Kimileri için (ben) sludge metali çok çekici, kimileri için ise iç bayıcı kılan tekrarla dolu o devasa gitar kütleleri CRANIAL müziğinin odağında oturuyor. Davulların insanın böğrüne doğru vuran kuvveti, riflerin dağdan yuvarlanan koca bir kaya gibi sağı solu yıkarak hedefine ulaşan ağırlığı ve zillerin bu kayanın her bir yeri devirişindeki yansımalarıyla CRANIAL kimi zaman üzerine black metal suları bile sıçratarak dinleyiciyi yıkmayı başarıyor.

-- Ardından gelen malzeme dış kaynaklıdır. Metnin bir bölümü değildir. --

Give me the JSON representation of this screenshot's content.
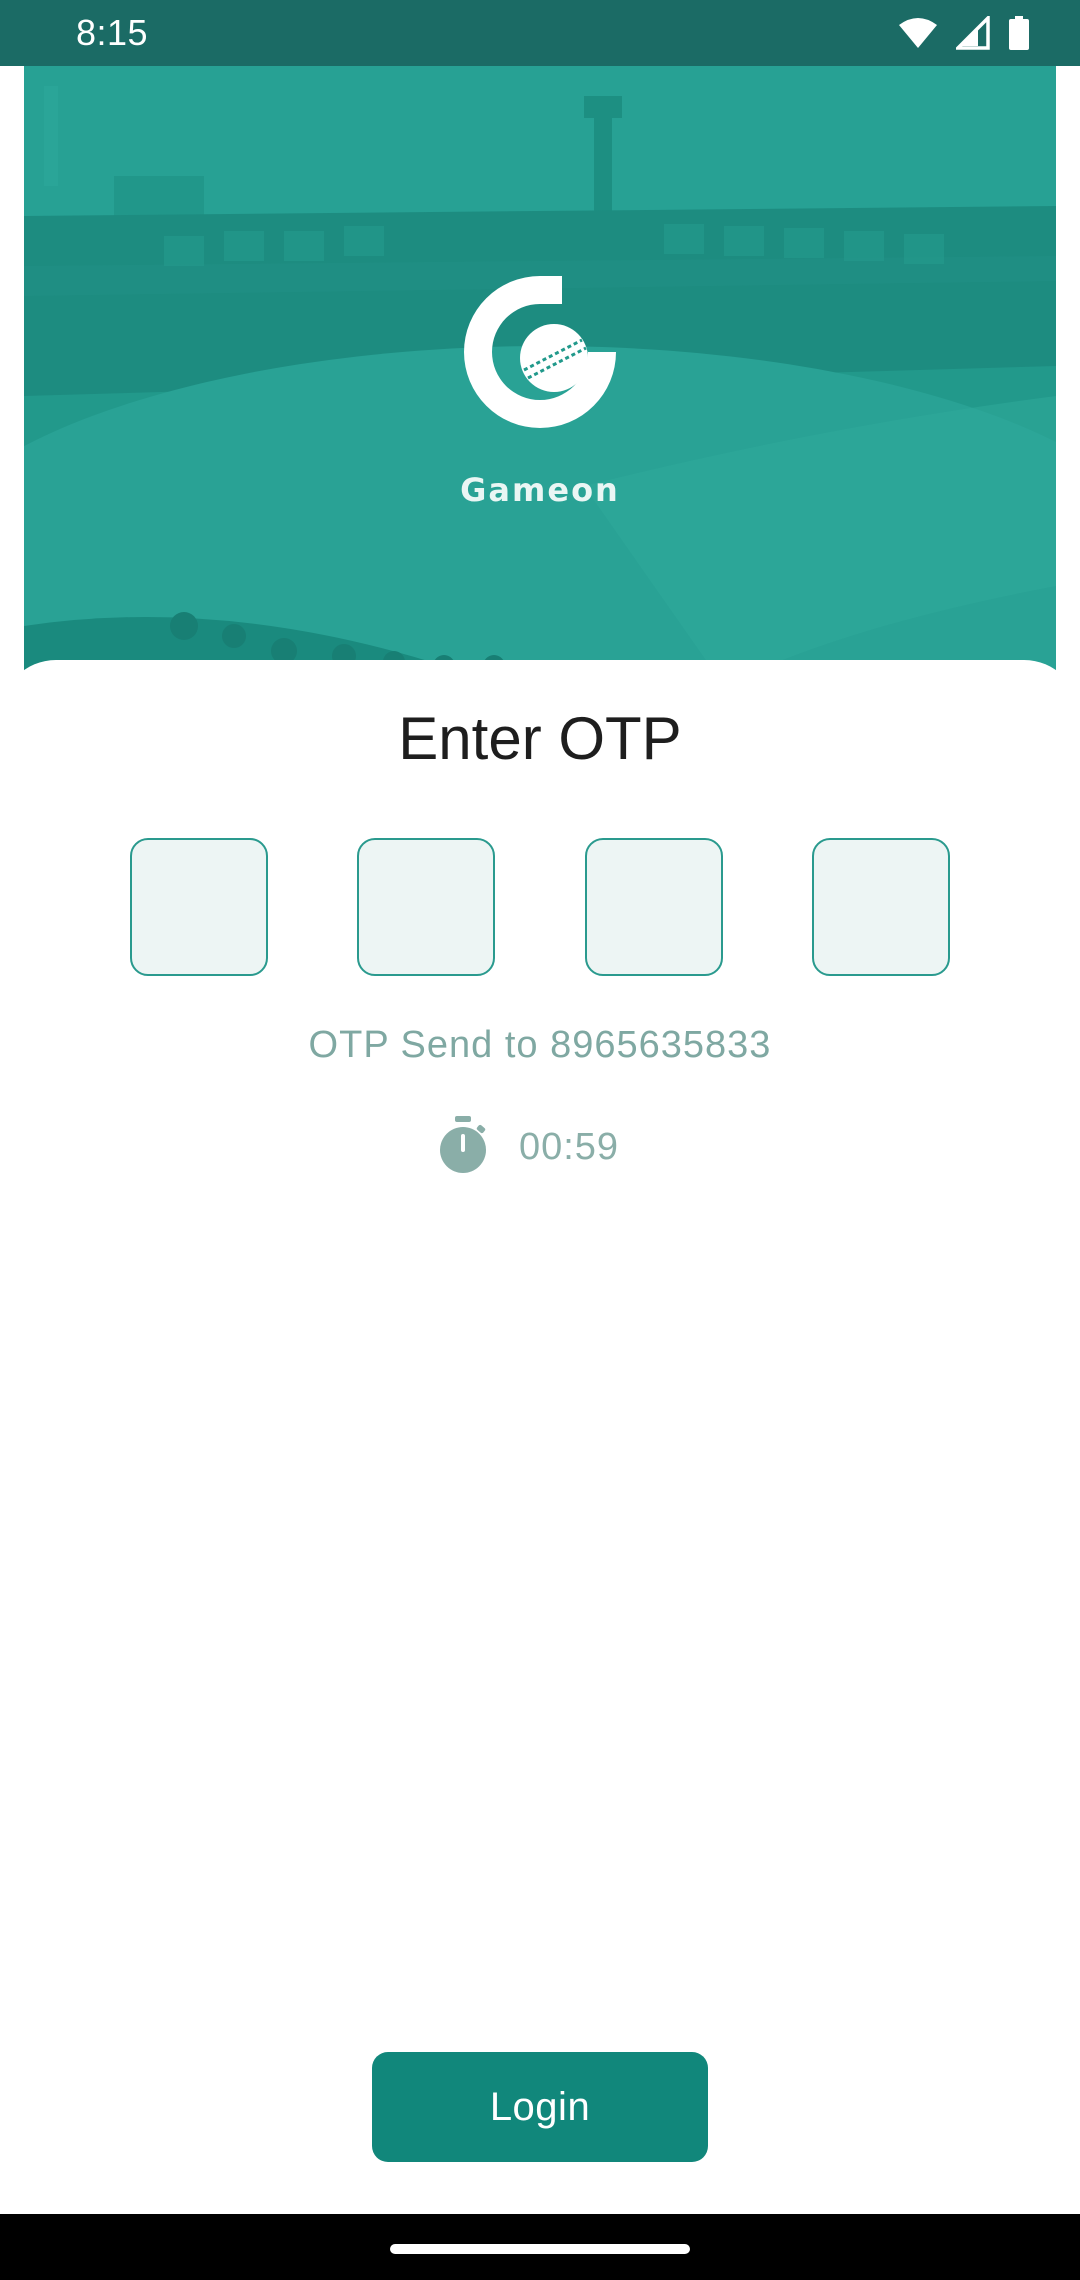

Basın biraz daha ön plana çıkıp o ana kadar gördüklerimize nazaran beklenmedik bir çıkış yapmasıyla ikinci şarkı Towers albümün bir nevi parlayan yıldızı oluyor. Temponun iyice düşmesiyle sludge’ın özündeki doom metal atmosferi bu şarkının orta kısımlarında iyiden iyiye belirginleşiyor, sonlarına doğru ise gitarlar iyiden iyiye ağırlaşıp her vuruşta insanın ense köküne bir yumruk gibi inip zorla kafa sallatıyor sanki.
Kısa süreli post-metal pasajları, adeta fiziksel olarak can yakıcı devasa sludge darbeleri, ruh ezici doom atmosferi ve nadir de olsa ambient gerginlikler arasında büyük bir ustalıkla geziniyor CRANIAL. Özellikle gücünü bu denli her elementinin bir arada dinleyiciye bir baskı kurup onu yormasından alan sludge gibi bir türde CRANIAL’ın başardığı gibi grubun birbiriyle kusursuza yakın bir uyum içinde olması müziğin kuvvetini şüphesiz birkaç kat arttırıyor. Dinlememiş ve fikir sahibi olmak isteyenler için CRANIAL müziğini benzetecek başka gruplar arıyor; fakat açıkçası bulmakta zorlanıyorum. Kimi anlarda CROWBAR’ı aklıma getirdiği oluyor “Dark Towers, Bright Lights”ın ama işin toplamını ve grubu çevreleyen atmosferi de göz önüne alıp bakınca sanıyorum en yakın yapabileceğim benzetme CULT OF LUNA olacak; ki onlardan bile farklı yaptığı birçok şey var CRANIAL’ın.
Beklemediğim bir anda karşıma çıkıp beni çok etkileyen ve açıkçası her dinlemede üzerime yaptığı baskıyla oldukça yoran bir albüm “Dark Towers, Bright Lights” ve buna rağmen günde birkaç defa dinlemekten kendimi alamıyorum açıkçası. Ufak mazoşist eğilimleriniz ve yüksek bir yoğun müziğe dayanma eşiğiniz varsa sizin de kendinizi benzer bir yerde bulmanız epeyce olası.